Ce n'est pas son premier conflit, probablement pas le dernier, et même s'il a du mal à l'admettre, il est souvent dans les embrouilles. Celui qui sauva le club d'une relégation administrative en DH en juillet 2013 reconnaît quelques erreurs pour mieux éreinter ceux qui ne travaillent plus avec lui. Olivier Pantaloni, son premier entraîneur ? « Le capitaine du Costa Concordia, il a abandonné le bateau. » Marco Simone ? « Pas ma tasse de thé. Je ne savais pas qui c'était, il a été viré trois fois avant de venir à Tours. » Jean-Luc Ettori, son consultant lors de la reprise du club ? « Une erreur de casting, une catastrophe au niveau de la gestion. » L'ancien gardien de Monaco, « sans lien de parenté » insiste-t-il, a « un peu de mal à comprendre comment il fonctionne. Dans sa façon de faire, il se coupe de trop de personnes. Il n'y a pas qu'avec moi qu'il a eu des soucis. Posez-vous la question : est-ce qu'il aime les gens ? »
«S'il ne réussit pas, ce sera le drame de sa vie. Nous, on veut qu'il arrête», sa fille Caroline
Les gens, peut-être, même s'il déclare « plus je connais les hommes, plus j'aime mon chien. » Le milieu du football, où il a pourtant évolué comme président de l'AS Porto-Vecchio (2005-2013), pas du tout : « Le foot, ce sont des enculeries permanentes ! Le monde est composé de 50 % de gens tordus, le foot, c'est 98 %. »« Attachant », « compliqué » et « écorché vif » selon des proches, binaire aussi : « Il n'est pas gris, confirme Caroline. Avec lui, c'est blanc ou noir. Il était très impétueux plus jeune, il s'est calmé mais, parfois, cela ressort. »

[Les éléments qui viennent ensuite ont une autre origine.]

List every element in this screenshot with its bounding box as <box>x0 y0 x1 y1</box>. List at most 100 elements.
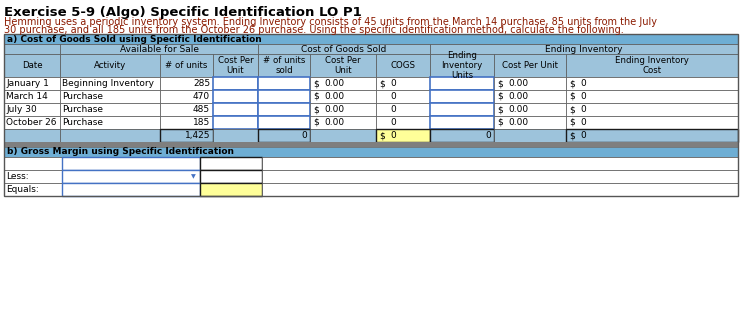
Bar <box>430 77 494 90</box>
Text: 0.00: 0.00 <box>508 105 528 114</box>
Bar <box>4 54 60 77</box>
Bar <box>376 77 430 90</box>
Text: 0.00: 0.00 <box>508 118 528 127</box>
Text: Available for Sale: Available for Sale <box>119 44 199 54</box>
Bar <box>4 116 60 129</box>
Bar <box>566 77 738 90</box>
Text: $: $ <box>379 131 385 140</box>
Text: Cost of Goods Sold: Cost of Goods Sold <box>301 44 387 54</box>
Text: 485: 485 <box>193 105 210 114</box>
Text: 0: 0 <box>390 131 395 140</box>
Bar <box>566 54 738 77</box>
Text: 30 purchase, and all 185 units from the October 26 purchase. Using the specific : 30 purchase, and all 185 units from the … <box>4 25 624 35</box>
Text: 285: 285 <box>193 79 210 88</box>
Bar <box>4 157 62 170</box>
Bar <box>60 129 160 142</box>
Text: 0: 0 <box>580 105 585 114</box>
Text: Equals:: Equals: <box>6 185 39 194</box>
Bar <box>4 44 60 54</box>
Bar <box>258 44 430 54</box>
Text: a) Cost of Goods Sold using Specific Identification: a) Cost of Goods Sold using Specific Ide… <box>7 35 262 43</box>
Text: 0.00: 0.00 <box>324 79 344 88</box>
Bar <box>494 103 566 116</box>
Bar <box>60 103 160 116</box>
Text: 0.00: 0.00 <box>324 118 344 127</box>
Text: $: $ <box>313 118 319 127</box>
Text: # of units: # of units <box>165 61 208 70</box>
Bar <box>60 90 160 103</box>
Bar <box>4 77 60 90</box>
Bar <box>4 103 60 116</box>
Bar <box>160 54 213 77</box>
Bar <box>200 183 262 196</box>
Text: 0: 0 <box>580 92 585 101</box>
Text: 0.00: 0.00 <box>324 92 344 101</box>
Text: $: $ <box>497 79 503 88</box>
Text: Purchase: Purchase <box>62 92 103 101</box>
Text: Cost Per
Unit: Cost Per Unit <box>217 56 253 75</box>
Bar <box>4 170 62 183</box>
Text: 1,425: 1,425 <box>185 131 210 140</box>
Bar <box>376 129 430 142</box>
Bar <box>200 170 262 183</box>
Text: # of units
sold: # of units sold <box>263 56 305 75</box>
Bar <box>566 90 738 103</box>
Bar <box>213 77 258 90</box>
Text: $: $ <box>569 105 575 114</box>
Bar <box>160 116 213 129</box>
Bar <box>258 103 310 116</box>
Text: Beginning Inventory: Beginning Inventory <box>62 79 154 88</box>
Bar <box>213 90 258 103</box>
Text: Cost Per Unit: Cost Per Unit <box>502 61 558 70</box>
Bar <box>310 103 376 116</box>
Text: $: $ <box>313 79 319 88</box>
Text: $: $ <box>313 105 319 114</box>
Bar <box>213 103 258 116</box>
Bar <box>160 90 213 103</box>
Text: $: $ <box>497 105 503 114</box>
Bar <box>60 77 160 90</box>
Bar <box>310 90 376 103</box>
Bar <box>4 34 738 196</box>
Text: Purchase: Purchase <box>62 105 103 114</box>
Text: 0: 0 <box>580 131 585 140</box>
Text: $: $ <box>497 118 503 127</box>
Text: March 14: March 14 <box>6 92 47 101</box>
Bar <box>4 34 738 44</box>
Bar <box>376 103 430 116</box>
Bar <box>494 54 566 77</box>
Bar <box>200 157 262 170</box>
Text: 0: 0 <box>485 131 491 140</box>
Bar <box>262 170 738 183</box>
Bar <box>258 90 310 103</box>
Text: 0.00: 0.00 <box>324 105 344 114</box>
Bar <box>494 90 566 103</box>
Text: $: $ <box>569 131 575 140</box>
Text: October 26: October 26 <box>6 118 56 127</box>
Bar <box>4 183 62 196</box>
Bar <box>160 77 213 90</box>
Text: $: $ <box>379 79 385 88</box>
Bar <box>258 129 310 142</box>
Bar <box>376 116 430 129</box>
Bar <box>310 129 376 142</box>
Bar <box>160 129 213 142</box>
Bar <box>262 157 738 170</box>
Text: $: $ <box>569 118 575 127</box>
Bar <box>60 44 258 54</box>
Bar <box>258 116 310 129</box>
Text: January 1: January 1 <box>6 79 49 88</box>
Text: Exercise 5-9 (Algo) Specific Identification LO P1: Exercise 5-9 (Algo) Specific Identificat… <box>4 6 362 19</box>
Bar <box>258 77 310 90</box>
Text: 0: 0 <box>390 92 395 101</box>
Bar <box>160 103 213 116</box>
Text: 0: 0 <box>580 118 585 127</box>
Bar <box>4 129 60 142</box>
Bar <box>566 116 738 129</box>
Bar <box>60 116 160 129</box>
Bar <box>430 90 494 103</box>
Bar <box>376 54 430 77</box>
Text: COGS: COGS <box>390 61 416 70</box>
Bar <box>494 129 566 142</box>
Bar <box>4 90 60 103</box>
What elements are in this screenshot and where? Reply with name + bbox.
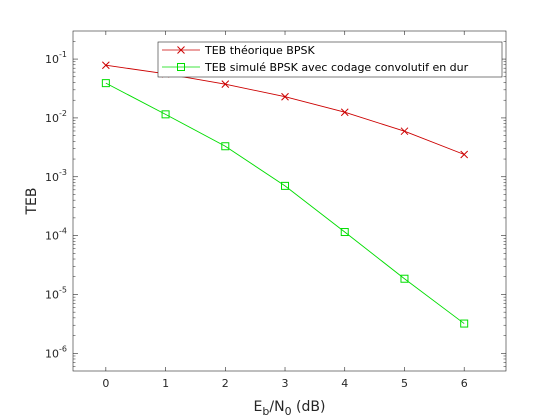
axes-box [72,30,507,372]
data-point-square [340,228,349,237]
data-point-square [161,110,170,119]
legend-marker-x [177,46,185,54]
data-point-x [101,61,110,70]
y-tick-label: 10-2 [45,109,67,125]
plot-area [72,30,507,372]
x-tick-label: 5 [401,377,408,390]
y-tick-label: 10-5 [45,285,67,301]
legend-label-theoretical: TEB théorique BPSK [204,44,315,57]
y-tick-label: 10-3 [45,168,67,184]
x-tick-label: 6 [461,377,468,390]
series-line-1 [105,82,465,324]
y-axis-label: TEB [24,187,40,215]
data-point-square [221,142,230,151]
data-point-x [281,92,289,101]
data-point-x [400,127,409,136]
data-point-x [221,80,230,88]
data-point-square [400,274,409,283]
data-point-square [460,319,469,328]
x-tick-label: 4 [341,377,348,390]
legend-box [157,41,503,78]
data-point-square [101,79,110,88]
y-tick-label: 10-6 [45,344,67,360]
legend: TEB théorique BPSK TEB simulé BPSK avec … [157,41,503,78]
data-point-x [460,150,469,159]
x-tick-label: 1 [162,377,169,390]
y-tick-label: 10-4 [45,227,67,243]
data-point-square [281,181,290,190]
x-tick-label: 3 [282,377,289,390]
y-axis: 10-1 10-2 10-3 10-4 10-5 10-6 [45,41,506,367]
x-axis-label: Eb/N0 (dB) [254,399,326,418]
y-tick-label: 10-1 [45,50,67,66]
x-tick-label: 2 [222,377,229,390]
data-point-x [340,108,349,117]
x-tick-label: 0 [102,377,109,390]
x-axis: 0 1 2 3 4 5 6 [102,31,468,390]
legend-marker-square [177,63,185,71]
legend-label-simulated: TEB simulé BPSK avec codage convolutif e… [204,61,469,74]
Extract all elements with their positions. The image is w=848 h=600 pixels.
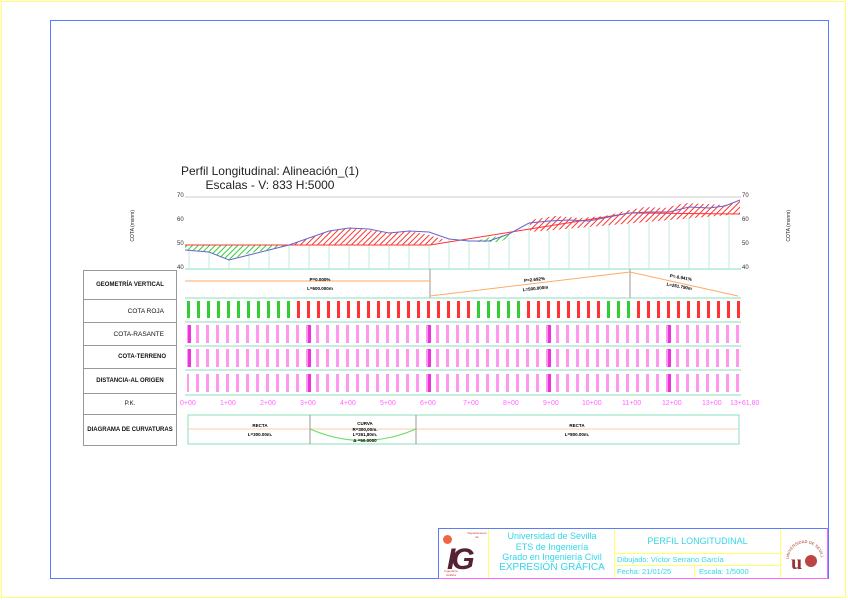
date-field: Fecha: 21/01/25 (615, 566, 695, 578)
degree-name: Grado en Ingeniería Civil (502, 552, 602, 562)
y-axis-label-right: COTA (msnm) (786, 210, 792, 242)
profile-chart (185, 196, 741, 445)
curvature-segment-3: RECTA L=800.00m. (532, 423, 622, 438)
pk-label: 7+00 (463, 400, 479, 407)
pk-label: 2+00 (260, 400, 276, 407)
subject-name: EXPRESIÓN GRÁFICA (499, 561, 605, 573)
logo-dot-icon (443, 535, 452, 544)
title-line-2: Escalas - V: 833 H:5000 (205, 178, 335, 192)
curv-2-radius: R=300,00m. (352, 426, 378, 432)
title-block (438, 528, 828, 579)
pk-label: 0+00 (180, 400, 196, 407)
institution-cell: Universidad de Sevilla ETS de Ingeniería… (490, 529, 615, 578)
vg-1-length: L=600.000m (307, 286, 333, 291)
vg-1-slope: P=0.000% (309, 277, 331, 282)
logo-dept-name: Ingeniería Gráfica (444, 569, 458, 577)
curv-3-type: RECTA (569, 423, 585, 428)
scale-field: Escala: 1/5000 (699, 567, 749, 576)
ytick-60: 60 (177, 217, 184, 223)
school-name: ETS de Ingeniería (515, 541, 589, 552)
pk-label: 13+61,80 (730, 400, 760, 407)
pk-label: 12+00 (662, 400, 682, 407)
university-name: Universidad de Sevilla (507, 531, 597, 541)
svg-text:u: u (791, 552, 802, 574)
curvature-segment-2: CURVA R=300,00m. L=261,80m. Δ =50.0000 (320, 421, 410, 443)
ytick-70-right: 70 (742, 193, 749, 199)
logo-ig-icon: IG (447, 543, 475, 576)
row-label-cota-terreno: COTA-TERRENO (83, 345, 177, 369)
ytick-70: 70 (177, 193, 184, 199)
row-label-curvaturas: DIAGRAMA DE CURVATURAS (83, 414, 177, 446)
department-logo: IG Departamento de Ingeniería Gráfica (439, 529, 489, 578)
ytick-40: 40 (177, 265, 184, 271)
curv-2-delta: Δ =50.0000 (353, 437, 377, 443)
drawn-by: Dibujado: Víctor Serrano García (615, 554, 780, 566)
row-label-geometria: GEOMETRÍA VERTICAL (83, 270, 177, 300)
curv-1-type: RECTA (252, 423, 268, 428)
pk-label: 6+00 (420, 400, 436, 407)
curv-2-type: CURVA (357, 421, 373, 426)
ytick-60-right: 60 (742, 217, 749, 223)
seal-icon: UNIVERSIDAD DE SEVILLA u (780, 525, 825, 574)
pk-label: 9+00 (543, 400, 559, 407)
pk-label: 11+00 (622, 400, 642, 407)
logo-dept-text: Departamento de (467, 531, 487, 539)
row-label-cota-roja: COTA ROJA (83, 299, 177, 323)
vg-segment-1: P=0.000% L=600.000m (290, 277, 350, 291)
profile-title: Perfil Longitudinal: Alineación_(1) Esca… (170, 164, 370, 192)
ytick-40-right: 40 (742, 265, 749, 271)
pk-label: 3+00 (300, 400, 316, 407)
curv-3-length: L=800.00m. (564, 432, 590, 437)
row-label-distancia: DISTANCIA-AL ORIGEN (83, 368, 177, 394)
y-axis-label-left: COTA (msnm) (130, 210, 136, 242)
pk-label: 5+00 (380, 400, 396, 407)
row-label-pk: P.K. (83, 393, 177, 415)
pk-label: 1+00 (220, 400, 236, 407)
drawing-title: PERFIL LONGITUDINAL (615, 529, 780, 554)
university-seal: UNIVERSIDAD DE SEVILLA u (780, 525, 827, 578)
pk-label: 13+00 (702, 400, 722, 407)
ytick-50-right: 50 (742, 241, 749, 247)
curv-2-length: L=261,80m. (352, 432, 378, 437)
curv-1-length: L=300.00m. (247, 432, 273, 437)
curvature-segment-1: RECTA L=300.00m. (215, 423, 305, 438)
pk-label: 8+00 (503, 400, 519, 407)
pk-label: 10+00 (582, 400, 602, 407)
svg-text:UNIVERSIDAD DE SEVILLA: UNIVERSIDAD DE SEVILLA (781, 529, 825, 559)
row-label-cota-rasante: COTA-RASANTE (83, 322, 177, 346)
pk-label: 4+00 (340, 400, 356, 407)
title-line-1: Perfil Longitudinal: Alineación_(1) (180, 164, 360, 178)
ytick-50: 50 (177, 241, 184, 247)
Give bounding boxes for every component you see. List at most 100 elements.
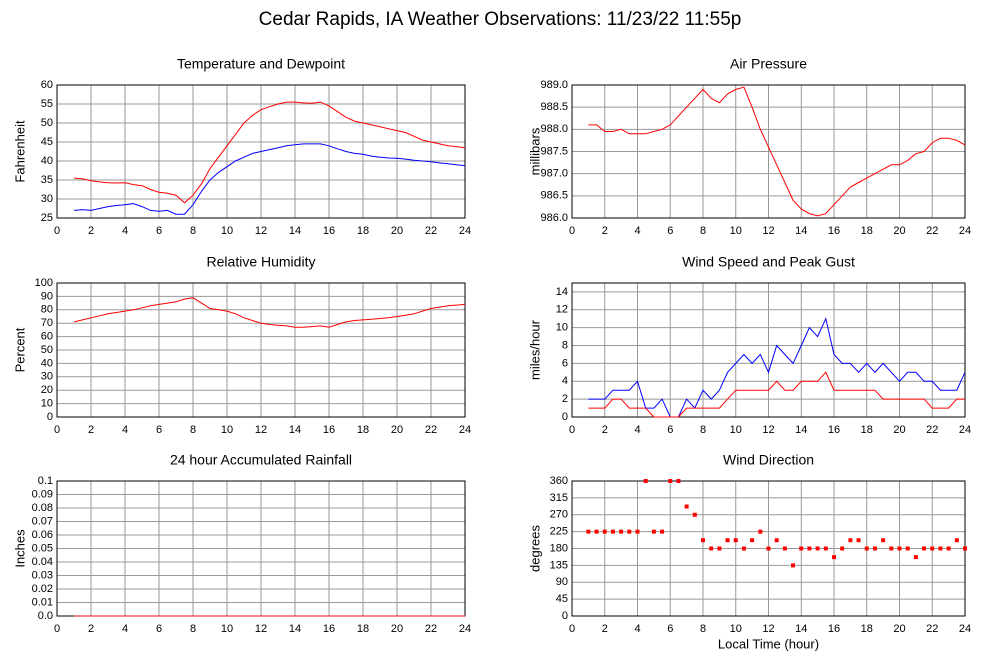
- x-tick-label: 12: [255, 623, 267, 635]
- x-tick-label: 14: [795, 225, 807, 237]
- y-tick-label: 986.5: [540, 190, 568, 202]
- x-tick-label: 12: [255, 225, 267, 237]
- x-tick-label: 4: [634, 225, 640, 237]
- x-tick-label: 20: [391, 225, 403, 237]
- x-tick-label: 0: [569, 623, 575, 635]
- x-tick-label: 18: [357, 623, 369, 635]
- y-tick-label: 50: [41, 344, 53, 356]
- data-point: [758, 529, 763, 534]
- plot-border: [571, 84, 966, 219]
- data-point: [717, 546, 722, 551]
- y-tick-label: 6: [562, 357, 568, 369]
- x-tick-label: 10: [730, 225, 742, 237]
- x-tick-label: 6: [667, 424, 673, 436]
- x-tick-label: 8: [190, 225, 196, 237]
- data-point: [733, 538, 738, 543]
- y-tick-label: 0.07: [32, 515, 53, 527]
- data-point: [799, 546, 804, 551]
- y-tick-label: 987.5: [540, 145, 568, 157]
- y-axis-label: Percent: [12, 327, 27, 372]
- data-point: [635, 529, 640, 534]
- x-tick-label: 18: [861, 424, 873, 436]
- data-point: [864, 546, 869, 551]
- data-point: [848, 538, 853, 543]
- y-tick-label: 135: [550, 559, 568, 571]
- y-tick-label: 0.02: [32, 583, 53, 595]
- data-line: [588, 317, 966, 418]
- data-point: [872, 546, 877, 551]
- y-tick-label: 0.1: [38, 475, 53, 487]
- x-tick-label: 24: [459, 424, 471, 436]
- x-tick-label: 6: [667, 623, 673, 635]
- y-tick-label: 0.04: [32, 556, 53, 568]
- y-tick-label: 40: [41, 357, 53, 369]
- data-point: [627, 529, 632, 534]
- x-tick-label: 2: [602, 225, 608, 237]
- x-tick-label: 12: [762, 225, 774, 237]
- y-tick-label: 12: [556, 304, 568, 316]
- x-tick-label: 8: [700, 623, 706, 635]
- y-axis-label: degrees: [527, 525, 542, 572]
- data-point: [856, 538, 861, 543]
- data-point: [946, 546, 951, 551]
- x-tick-label: 0: [54, 623, 60, 635]
- x-tick-label: 6: [156, 225, 162, 237]
- x-tick-label: 12: [762, 424, 774, 436]
- data-point: [782, 546, 787, 551]
- page-title: Cedar Rapids, IA Weather Observations: 1…: [259, 9, 742, 30]
- data-point: [905, 546, 910, 551]
- data-point: [725, 538, 730, 543]
- y-tick-label: 0.08: [32, 502, 53, 514]
- x-tick-label: 24: [959, 424, 971, 436]
- data-point: [602, 529, 607, 534]
- data-point: [619, 529, 624, 534]
- x-tick-label: 20: [391, 424, 403, 436]
- data-point: [807, 546, 812, 551]
- x-tick-label: 14: [289, 424, 301, 436]
- data-point: [586, 529, 591, 534]
- y-tick-label: 315: [550, 492, 568, 504]
- x-tick-label: 2: [88, 623, 94, 635]
- data-point: [594, 529, 599, 534]
- y-tick-label: 20: [41, 384, 53, 396]
- y-tick-label: 55: [41, 98, 53, 110]
- y-tick-label: 25: [41, 212, 53, 224]
- y-tick-label: 225: [550, 526, 568, 538]
- y-tick-label: 30: [41, 193, 53, 205]
- x-tick-label: 14: [289, 225, 301, 237]
- x-tick-label: 2: [602, 424, 608, 436]
- data-point: [913, 555, 918, 560]
- x-tick-label: 16: [828, 623, 840, 635]
- y-axis-label: Fahrenheit: [12, 120, 27, 183]
- data-point: [963, 546, 967, 551]
- data-point: [815, 546, 820, 551]
- data-point: [938, 546, 943, 551]
- data-point: [709, 546, 714, 551]
- data-point: [922, 546, 927, 551]
- x-tick-label: 18: [861, 225, 873, 237]
- x-tick-label: 10: [730, 424, 742, 436]
- x-tick-label: 14: [795, 623, 807, 635]
- y-tick-label: 0: [562, 610, 568, 622]
- data-point: [840, 546, 845, 551]
- x-tick-label: 0: [54, 225, 60, 237]
- x-tick-label: 8: [700, 424, 706, 436]
- x-tick-label: 20: [893, 623, 905, 635]
- panel-title: 24 hour Accumulated Rainfall: [170, 452, 352, 468]
- panel-title: Relative Humidity: [207, 254, 316, 270]
- y-tick-label: 988.0: [540, 123, 568, 135]
- y-tick-label: 40: [41, 155, 53, 167]
- x-tick-label: 8: [190, 623, 196, 635]
- y-tick-label: 989.0: [540, 79, 568, 91]
- y-tick-label: 0: [562, 411, 568, 423]
- y-tick-label: 270: [550, 509, 568, 521]
- panel-title: Temperature and Dewpoint: [177, 56, 345, 72]
- plot-border: [571, 282, 966, 418]
- x-tick-label: 10: [730, 623, 742, 635]
- x-tick-label: 18: [861, 623, 873, 635]
- panel-title: Wind Speed and Peak Gust: [682, 254, 855, 270]
- data-point: [660, 529, 665, 534]
- y-tick-label: 0.06: [32, 529, 53, 541]
- data-point: [766, 546, 771, 551]
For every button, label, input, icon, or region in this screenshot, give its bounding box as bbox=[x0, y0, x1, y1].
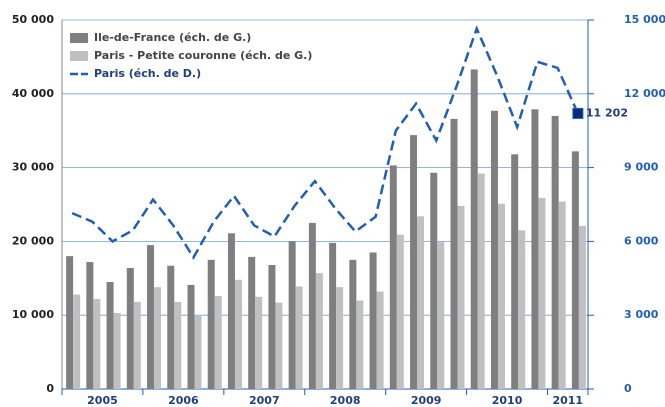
bar bbox=[490, 110, 498, 390]
bar bbox=[336, 287, 344, 389]
y2-tick-label: 9 000 bbox=[624, 161, 659, 174]
bar bbox=[167, 265, 175, 389]
bar bbox=[470, 69, 478, 390]
x-tick-label: 2008 bbox=[330, 394, 361, 407]
bar bbox=[126, 267, 134, 389]
legend-label: Ile-de-France (éch. de G.) bbox=[94, 31, 251, 44]
bar bbox=[214, 296, 222, 389]
bar bbox=[234, 279, 242, 389]
bar bbox=[578, 225, 586, 389]
legend-swatch bbox=[70, 51, 88, 61]
y-tick-label: 20 000 bbox=[12, 234, 54, 247]
value-label: 11 202 bbox=[586, 106, 628, 119]
point-marker bbox=[572, 107, 584, 119]
line bbox=[71, 25, 580, 260]
bar bbox=[389, 165, 397, 389]
bar bbox=[329, 242, 337, 389]
y-tick-label: 40 000 bbox=[12, 87, 54, 100]
bar bbox=[430, 172, 438, 389]
bar bbox=[497, 203, 505, 389]
bar bbox=[106, 281, 114, 389]
x-tick-label: 2010 bbox=[492, 394, 523, 407]
legend-swatch bbox=[70, 33, 88, 43]
y2-tick-label: 12 000 bbox=[624, 87, 665, 100]
x-tick-label: 2007 bbox=[249, 394, 280, 407]
x-tick-label: 2009 bbox=[411, 394, 442, 407]
bar bbox=[457, 205, 465, 389]
bar bbox=[248, 256, 256, 389]
bar bbox=[396, 234, 404, 389]
bar bbox=[207, 259, 215, 389]
bar bbox=[511, 154, 519, 389]
x-tick-label: 2006 bbox=[168, 394, 199, 407]
bar bbox=[113, 312, 121, 389]
bar bbox=[349, 259, 357, 389]
bar bbox=[133, 301, 141, 389]
bar bbox=[194, 315, 202, 389]
y-tick-label: 30 000 bbox=[12, 161, 54, 174]
bar bbox=[73, 294, 81, 389]
bar bbox=[295, 286, 303, 389]
bar bbox=[154, 287, 162, 389]
bar bbox=[315, 273, 323, 389]
bar bbox=[558, 201, 566, 389]
bar bbox=[288, 241, 296, 389]
bar bbox=[538, 197, 546, 389]
bar bbox=[93, 298, 101, 389]
bar bbox=[518, 230, 526, 389]
bar bbox=[66, 256, 74, 389]
bar bbox=[551, 115, 559, 389]
bar bbox=[571, 151, 579, 389]
bar bbox=[417, 216, 425, 389]
bar bbox=[255, 296, 263, 389]
bar bbox=[275, 302, 283, 389]
bar bbox=[356, 300, 364, 389]
bar bbox=[437, 242, 445, 389]
bar bbox=[174, 301, 182, 389]
bar bbox=[369, 252, 377, 389]
bar bbox=[147, 245, 155, 389]
x-tick-label: 2005 bbox=[87, 394, 118, 407]
bar bbox=[227, 233, 235, 389]
bar bbox=[450, 118, 458, 389]
y-tick-label: 50 000 bbox=[12, 13, 54, 26]
y-tick-label: 0 bbox=[46, 382, 54, 395]
legend-label: Paris - Petite couronne (éch. de G.) bbox=[94, 49, 312, 62]
bar bbox=[531, 109, 539, 389]
y2-tick-label: 6 000 bbox=[624, 234, 659, 247]
bar bbox=[477, 173, 485, 389]
bar bbox=[376, 291, 384, 389]
legend-label: Paris (éch. de D.) bbox=[94, 67, 201, 80]
bar bbox=[308, 222, 316, 389]
bar bbox=[268, 265, 276, 389]
y-tick-label: 10 000 bbox=[12, 308, 54, 321]
x-tick-label: 2011 bbox=[552, 394, 583, 407]
bar bbox=[86, 262, 94, 389]
y2-tick-label: 3 000 bbox=[624, 308, 659, 321]
y2-tick-label: 0 bbox=[624, 382, 632, 395]
bar bbox=[410, 135, 418, 389]
bar bbox=[187, 284, 195, 389]
y2-tick-label: 15 000 bbox=[624, 13, 665, 26]
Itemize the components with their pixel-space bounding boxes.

Fousseni Diawara, ancien défenseur, en garde, lui, un bon souvenir : « J'ai joué en Corse, les gens y sont francs, sincères et, lui, il est corse. » Celui qui se voit « en moine-soldat » aime ferrailler, se nourrir des affrontements, notamment avec Jean-François Bernard, président de l'association du club tourangeau qui a eu « honte en lisant les insultes. Cela témoigne de son aptitude à entrer en conflit avec tous ses interlocuteurs. Entre nous, il n'y a plus de conflit car on n'a plus de relations. » Avec la municipalité, les ultras, aussi, c'est compliqué. Avec les médias, c'est à couteaux tirés, au point qu'il fit expulser du stade lors de la première journée de Championnat deux confrères de la Nouvelle République. Au téléphone, il trouve « bizarre » que L'Équipe lui consacre un portrait « le jour du match. Je ne suis pas paranoïaque mais je suis lucide. »
Une rhétorique complotiste (2), assez agressive, un côté Don Quichotte en totale contradiction avec sa pratique du bouddhisme : « Je dois apprendre à me maîtriser. » Il a encore du boulot, même si Pascal Bérenguer, ancien joueur de Tours devenu responsable des relations publiques, apprécie de travailler avec lui : « Il est attachant et atypique. Il vit les choses à fond. En tribune, ce n'est pas un président, c'est un ultra ! Quand on a gagné contre Auxerre, il est tombé dans mes bras, il s'est mis à pleurer. Je lui dis souvent "dans le foot, on ne peut pas tout maîtriser". »
Sa fille Caroline pointe justement le fossé entre sa réussite à la tête de Corsicatours (400 salariés, 60 M€ de chiffre d'affaires) et son échec avec le club (18e de L 2) : « S'il ne réussit pas, ce sera le drame de sa vie. Nous, on veut qu'il arrête. » Il y pense : « Pourquoi je suis venu à Tours ? Je ne sais pas mais, ce jour-là, j'aurais préféré me casser les deux bras et les deux jambes. Je reste car je n'ai pas fini et que cela ferait plaisir à certaines personnes que je parte. » Seul contre tous ou presque, encore une fois.
(1) « Ta mère, c'est une grosse pute. Ta mère devrait crever », après la rencontre Tours-Niort (0-0), il y a une semaine.
(2) « Il y a une conspiration entre la Nouvelle République et L'Équipe ! » avait-il déclaré au micro de beIN Sports après la défaite à Sochaux (1-2, le 18 novembre).